Life there had not been crowds of tents and water from plastic containers. Food had not been prepackaged, and had generally been cooked on wood fires, something the environmental regulations here prohibited lest all the local forest cover disappear. Croma preparations had included millions of simple gas burners, the lights from which now made the tent cities glow at night like so many stars in the sky. When it rained, the paths between the tents turned to mud, and the same restrictions that prevented people from burning firewood also prevented them from building wooden huts to save themselves from the tyranny of the tents.
Jindi had found himself elected to the representative council of the settlements about this lake, which had in turn seen him elevated to a higher body as well, once people had realised who he was, and his role in the Splicer's destruction. Much of that time was now spent arguing with local croma authorities about corbi freedoms. If we can't make our own houses, he'd told them, and we can't hunt our own food (as the authorities didn't even want him fishing) then we're going to become completely dependent on you, like children on their parents. Or like prisoners on their jailers. People are going to become resentful very quickly, he'd told them. We thought we were escaping to some sort of freedom. Now this.
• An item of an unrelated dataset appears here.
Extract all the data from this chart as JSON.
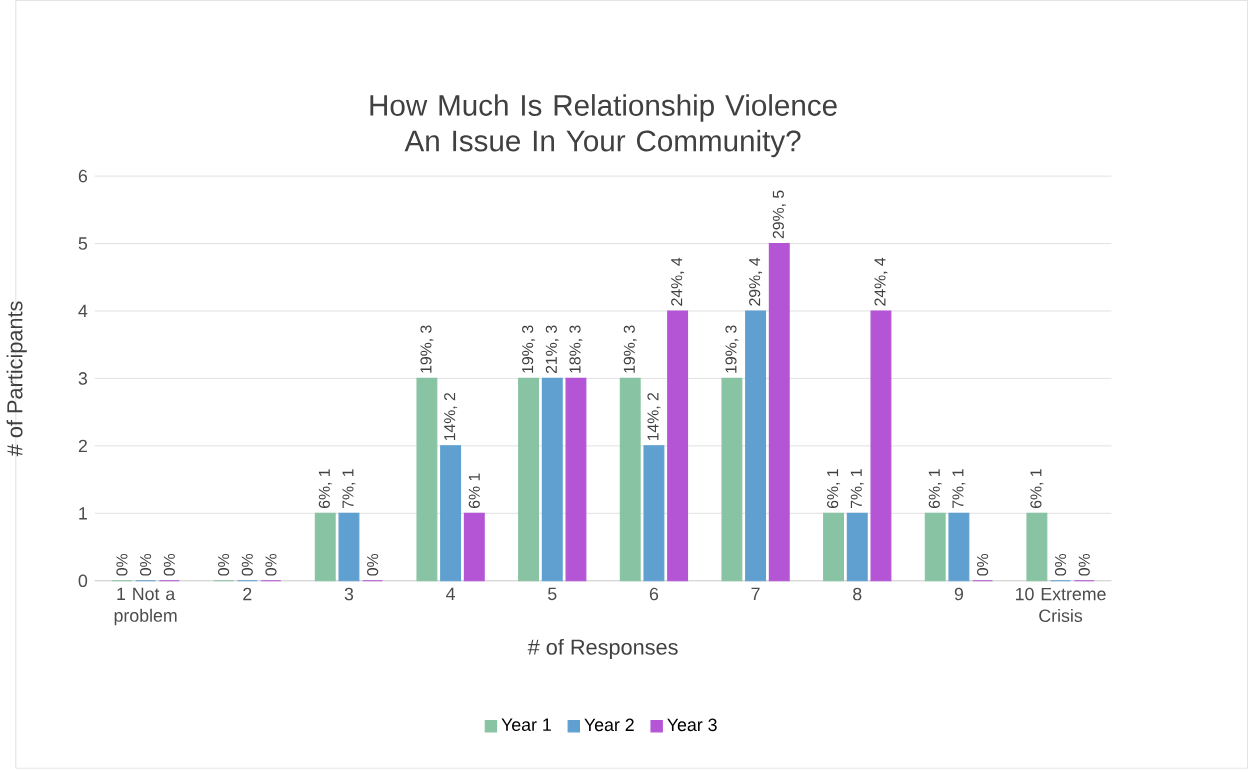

Temporary, had been the croma reply. All of this is temporary. We're currently looking to find you a new place to live. This world was selected mostly because we had to put you somewhere close to the Croma Wall to allow the evacuation to happen. Put you too far away, and the transports would have been stretched far further, making the evacuation impossible within such a short period. We will find you a new world, with less croma, where you can have more autonomy. Just be patient.
The more Jindi spoke with them, the less he believed it. Moving everyone here had been the most enormous logistical exercise. The ships used in the evacuation had all dispersed once more, to help with the ongoing operations against the reeh elsewhere along the front. Gathering them all together once had taken the most enormous political will. Doing it a second time, to move to a new croma world that would doubtless be just as resistant to their presence as this one, was going to take a long time, if it happened at all.
Instead, a new word was spreading, a rumour come down from corbi high command, as the Resistance were re-styling themselves now that their purpose for existing for the past eight hundred years had ended. That word was Vieno.
It was the name of a world in space adjoining human space. The great alien warrior Thakur had spoken of it with various corbi high command, though in truth Jindi knew it had just been Tiga and a few others. Various in that high command had somehow acquired great detail about Vieno and its surrounding regions, probably from Liala. Now that information was spreading, to anyone with a portable device, and then by word of mouth to those without.